Pixies, “Monkey Gone to Heaven” (live), in https://www.youtube.com/watch?v=FMH3akt07zs
“The creature in the sky
got stuck in a hole, now there’s a hole in the sky
and the ground’s not cold
and the ground’s not cold, everything is gonna burn (...).”
Protesto muito com os velhos que não se despacham a conduzir o automóvel. Julgo poder arriscar dizer, em todo o caso, que é mais a gente que se exaspera no meio do trânsito e perde a compostura com facilidade. Nisso, nivelam-se pela igualdade: os raspanetes são para velhos, menos velhos, jovens e menos jovens.

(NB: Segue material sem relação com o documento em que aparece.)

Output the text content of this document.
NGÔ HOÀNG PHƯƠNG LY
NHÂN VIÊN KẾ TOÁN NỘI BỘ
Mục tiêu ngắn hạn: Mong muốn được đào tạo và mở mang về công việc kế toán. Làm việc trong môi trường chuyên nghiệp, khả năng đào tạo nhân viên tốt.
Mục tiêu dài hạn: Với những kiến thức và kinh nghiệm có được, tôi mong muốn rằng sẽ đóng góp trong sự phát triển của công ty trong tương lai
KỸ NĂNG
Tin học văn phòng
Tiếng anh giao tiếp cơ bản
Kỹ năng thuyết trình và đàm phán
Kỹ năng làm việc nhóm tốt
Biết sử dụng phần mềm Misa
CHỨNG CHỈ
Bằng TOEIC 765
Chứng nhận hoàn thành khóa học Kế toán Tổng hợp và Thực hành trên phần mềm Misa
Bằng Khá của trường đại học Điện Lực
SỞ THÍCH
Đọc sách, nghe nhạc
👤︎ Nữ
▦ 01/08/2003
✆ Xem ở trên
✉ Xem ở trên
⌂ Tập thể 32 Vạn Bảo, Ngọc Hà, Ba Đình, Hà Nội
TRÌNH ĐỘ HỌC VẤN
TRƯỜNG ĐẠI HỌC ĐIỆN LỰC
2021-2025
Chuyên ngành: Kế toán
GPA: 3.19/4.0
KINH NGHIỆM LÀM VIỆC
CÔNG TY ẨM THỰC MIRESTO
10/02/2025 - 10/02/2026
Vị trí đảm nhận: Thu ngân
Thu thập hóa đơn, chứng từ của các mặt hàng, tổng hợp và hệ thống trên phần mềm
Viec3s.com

Quando exerço a retrospeção, a frieza de espírito condena a irascibilidade rodoviária. Faço uma repreensão interior por ser impaciente com os velhos que circulam tão devagar e hesitantemente nas ruas e estradas. Os velhos têm todo o tempo do mundo – ia arriscar o diagnóstico, mas travei a tempo para não cair num lugar-comum que dá o flanco ao idadismo. Mas é um facto: se há algo que os velhos já não têm muito em carteira, é tempo. Paradoxalmente, talvez seja por saberem que o tempo lhes é escasso que se movem tão vagarosamente pelas vias públicas. Se o tempo escasseia para todos e ainda mais para os velhos, é sensato que arrastem a noção de tempo através da circulação lenta quando estão ao volante.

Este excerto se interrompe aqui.